Friday, May 3, 2024

EZRA Holdings revisited: Do bondholders have a case against DBS and HSBC for selling them negligently if not carelessly over-hyped Ezra debt securities?

by Ganesh Sahathevan  


The following is an extract from Mak Yuen Teen's Corporate Governance Case Studies (Volume Nine) from the chapter on the collapse of Ezra Holdings Limited in 2015,ostensibly due to crash in crude oil prices. At page 90:

It seems that Ezra’s cash flow problems had started way before the crunch in the oil market. KGI Securities Singapore analyst Joel Ng noted that Ezra had been reporting negative free cash flows for 10 years, even when oil prices were above US$100 a barrel. This was said to be due to it taking up too many loans during the years when the oil industry boomed. Such problems only surfaced when the oil price fell. Persistent weak free cash flows within the Group led to a “highly unsustainable” balance sheet. Ezra could have been able to manage with the market conditions if it had a healthy balance sheet.


That is however not how DBS Bank Ltd. and The Hongkong and Shanghai Banking Corporation Limited described  the company, Ezra Holdings Limited, when they promoted its debt securities: Joel Ng relied on figures from Ezra's published financial statements,and hence DBS and HSBC would have known or ought to have known that Ezra had been reporting " negative free cash flows for 10 years, even when oil prices were above US$100 a barrel."


In the words of DBS and HSBC, in 2012: 

Ezra Holdings Limited (Ezra, the Group or), a leading global offshore contractor and provider of integrated offshore solutions to the oil and gas (O&G) industry, has announced that it has launched and priced its first Singapore dollar denominated Subordinated Perpetual Securities (the "Securities") to raise S$150 million. This issuance is the second offering under Ezra's US$500 million Multicurrency Debt Issuance Programme ("Debt Issuance Programme") established on 28 August 2012.

DBS Bank Ltd. and The Hongkong and Shanghai Banking Corporation Limited are the appointed dealers for the Securities. The issuance of the Securities was well received and the order book was multiple times oversubscribed with participation from more than 50 investors. In terms of geographical distribution, the allocation was primarily to Singapore based investors. In terms of investor classes, a substantial portion of the issue was allocated to private banks, with sizable interest from institutional investors and asset managers.
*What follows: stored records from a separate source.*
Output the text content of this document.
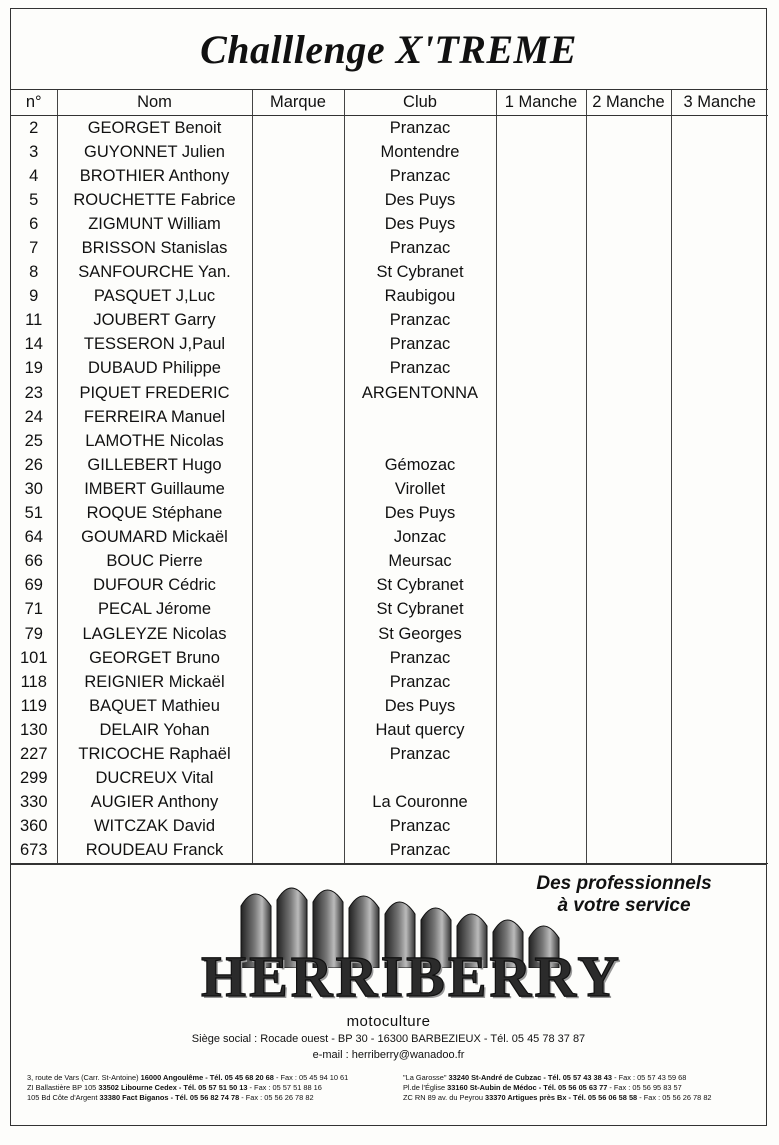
Challlenge X'TREME
n°	Nom	Marque	Club	1 Manche	2 Manche	3 Manche
2	GEORGET Benoit		Pranzac			
3	GUYONNET Julien		Montendre			
4	BROTHIER Anthony		Pranzac			
5	ROUCHETTE Fabrice		Des Puys			
6	ZIGMUNT William		Des Puys			
7	BRISSON Stanislas		Pranzac			
8	SANFOURCHE Yan.		St Cybranet			
9	PASQUET J,Luc		Raubigou			
11	JOUBERT Garry		Pranzac			
14	TESSERON J,Paul		Pranzac			
19	DUBAUD Philippe		Pranzac			
23	PIQUET FREDERIC		ARGENTONNA			
24	FERREIRA Manuel					
25	LAMOTHE Nicolas					
26	GILLEBERT Hugo		Gémozac			
30	IMBERT Guillaume		Virollet			
51	ROQUE Stéphane		Des Puys			
64	GOUMARD Mickaël		Jonzac			
66	BOUC Pierre		Meursac			
69	DUFOUR Cédric		St Cybranet			
71	PECAL Jérome		St Cybranet			
79	LAGLEYZE Nicolas		St Georges			
101	GEORGET Bruno		Pranzac			
118	REIGNIER Mickaël		Pranzac			
119	BAQUET Mathieu		Des Puys			
130	DELAIR Yohan		Haut quercy			
227	TRICOCHE Raphaël		Pranzac			
299	DUCREUX Vital					
330	AUGIER Anthony		La Couronne			
360	WITCZAK David		Pranzac			
673	ROUDEAU Franck		Pranzac			
Des professionnels
à votre service
HERRIBERRY
motoculture
Siège social : Rocade ouest - BP 30 - 16300 BARBEZIEUX - Tél. 05 45 78 37 87
e-mail : herriberry@wanadoo.fr
3, route de Vars (Carr. St-Antoine) 16000 Angoulême - Tél. 05 45 68 20 68 - Fax : 05 45 94 10 61
ZI Ballastière BP 105 33502 Libourne Cedex - Tél. 05 57 51 50 13 - Fax : 05 57 51 88 16
105 Bd Côte d'Argent 33380 Fact Biganos - Tél. 05 56 82 74 78 - Fax : 05 56 26 78 82
"La Garosse" 33240 St-André de Cubzac - Tél. 05 57 43 38 43 - Fax : 05 57 43 59 68
Pl.de l'Église 33160 St-Aubin de Médoc - Tél. 05 56 05 63 77 - Fax : 05 56 95 83 57
ZC RN 89 av. du Peyrou 33370 Artigues près Bx - Tél. 05 56 06 58 58 - Fax : 05 56 26 78 82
The Group's recent benchmark S$200 million, 5% 3-year fixed rate notes issued on 7 September 2012 also received strong interest from investors. The net proceeds of both issues will be used to refinance the Group's existing borrowings, as well as for general working capital and general corporate purposes.
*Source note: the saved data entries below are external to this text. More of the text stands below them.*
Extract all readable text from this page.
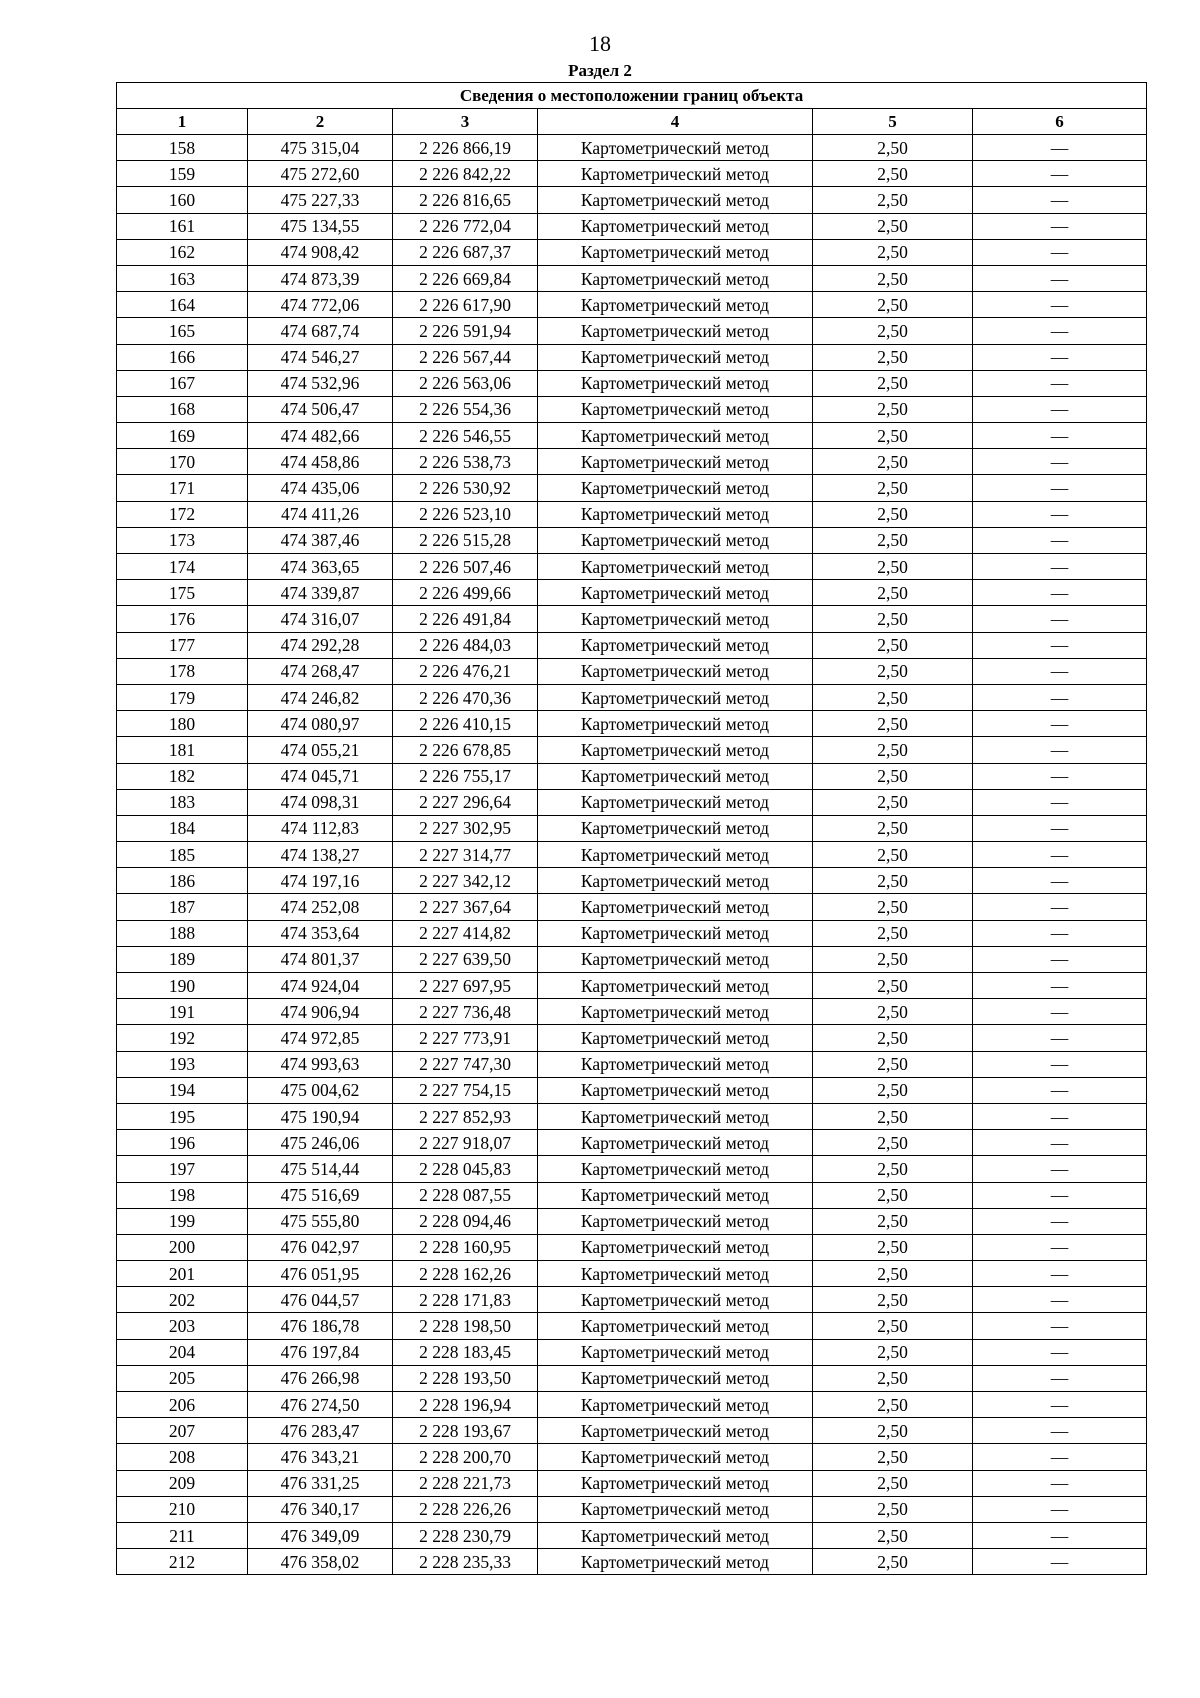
18
Раздел 2
Сведения о местоположении границ объекта					
1	2	3	4	5	6
158	475 315,04	2 226 866,19	Картометрический метод	2,50	—
159	475 272,60	2 226 842,22	Картометрический метод	2,50	—
160	475 227,33	2 226 816,65	Картометрический метод	2,50	—
161	475 134,55	2 226 772,04	Картометрический метод	2,50	—
162	474 908,42	2 226 687,37	Картометрический метод	2,50	—
163	474 873,39	2 226 669,84	Картометрический метод	2,50	—
164	474 772,06	2 226 617,90	Картометрический метод	2,50	—
165	474 687,74	2 226 591,94	Картометрический метод	2,50	—
166	474 546,27	2 226 567,44	Картометрический метод	2,50	—
167	474 532,96	2 226 563,06	Картометрический метод	2,50	—
168	474 506,47	2 226 554,36	Картометрический метод	2,50	—
169	474 482,66	2 226 546,55	Картометрический метод	2,50	—
170	474 458,86	2 226 538,73	Картометрический метод	2,50	—
171	474 435,06	2 226 530,92	Картометрический метод	2,50	—
172	474 411,26	2 226 523,10	Картометрический метод	2,50	—
173	474 387,46	2 226 515,28	Картометрический метод	2,50	—
174	474 363,65	2 226 507,46	Картометрический метод	2,50	—
175	474 339,87	2 226 499,66	Картометрический метод	2,50	—
176	474 316,07	2 226 491,84	Картометрический метод	2,50	—
177	474 292,28	2 226 484,03	Картометрический метод	2,50	—
178	474 268,47	2 226 476,21	Картометрический метод	2,50	—
179	474 246,82	2 226 470,36	Картометрический метод	2,50	—
180	474 080,97	2 226 410,15	Картометрический метод	2,50	—
181	474 055,21	2 226 678,85	Картометрический метод	2,50	—
182	474 045,71	2 226 755,17	Картометрический метод	2,50	—
183	474 098,31	2 227 296,64	Картометрический метод	2,50	—
184	474 112,83	2 227 302,95	Картометрический метод	2,50	—
185	474 138,27	2 227 314,77	Картометрический метод	2,50	—
186	474 197,16	2 227 342,12	Картометрический метод	2,50	—
187	474 252,08	2 227 367,64	Картометрический метод	2,50	—
188	474 353,64	2 227 414,82	Картометрический метод	2,50	—
189	474 801,37	2 227 639,50	Картометрический метод	2,50	—
190	474 924,04	2 227 697,95	Картометрический метод	2,50	—
191	474 906,94	2 227 736,48	Картометрический метод	2,50	—
192	474 972,85	2 227 773,91	Картометрический метод	2,50	—
193	474 993,63	2 227 747,30	Картометрический метод	2,50	—
194	475 004,62	2 227 754,15	Картометрический метод	2,50	—
195	475 190,94	2 227 852,93	Картометрический метод	2,50	—
196	475 246,06	2 227 918,07	Картометрический метод	2,50	—
197	475 514,44	2 228 045,83	Картометрический метод	2,50	—
198	475 516,69	2 228 087,55	Картометрический метод	2,50	—
199	475 555,80	2 228 094,46	Картометрический метод	2,50	—
200	476 042,97	2 228 160,95	Картометрический метод	2,50	—
201	476 051,95	2 228 162,26	Картометрический метод	2,50	—
202	476 044,57	2 228 171,83	Картометрический метод	2,50	—
203	476 186,78	2 228 198,50	Картометрический метод	2,50	—
204	476 197,84	2 228 183,45	Картометрический метод	2,50	—
205	476 266,98	2 228 193,50	Картометрический метод	2,50	—
206	476 274,50	2 228 196,94	Картометрический метод	2,50	—
207	476 283,47	2 228 193,67	Картометрический метод	2,50	—
208	476 343,21	2 228 200,70	Картометрический метод	2,50	—
209	476 331,25	2 228 221,73	Картометрический метод	2,50	—
210	476 340,17	2 228 226,26	Картометрический метод	2,50	—
211	476 349,09	2 228 230,79	Картометрический метод	2,50	—
212	476 358,02	2 228 235,33	Картометрический метод	2,50	—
Ezra's Managing Director, Mr Lionel Lee, said: "The strong appetite for our notes and securities in support of our efforts to strengthen our balance sheet reflects investor confidence in Ezra and our future.

"By diversifying our sources of funding and extending our debt maturity profile, it positions the Group well ahead of any global uncertainties and allows Ezra to take advantage of the many opportunities we see in subsea construction and offshore support services."

Mr Clifford Lee, Head of Fixed Income at DBS, said: "This is indeed an important milestone for Ezra's continuous efforts in setting its credit benchmark in the debt capital markets following its recent 3-year SGD note issue. The issuance of both the notes and perpetual securities has allowed Ezra to create a transparent SGD credit yield curve which will be useful for its future debt raising exercises. DBS is extremely proud to be part of this ground breaking transaction."

Mr Jason Khoo, Head of Debt Capital Markets, South East Asia at HSBC, said: "The strong investor response to Ezra's perpetual securities issuance represents a clear endorsement of investor appetite for Ezra's credit, and represents a strong testament to Ezra's credit standing, following their successful SGD senior bond issue. The perpetual securities issuance enhances the company's capital structure and is instrumental in providing the issuer with greater financial flexibility going forward.

(SourceEzra Raises S$150 Million from Issuance of Perpe tual Securities
Distributed by Contify.com 18 September 2012 Singapore Government News)




Ezra's bondholders have been left with nothing, but do they have a cause of action against DBS and HSBC for pushing debt securities that were clearly not as secure as they held them out to be?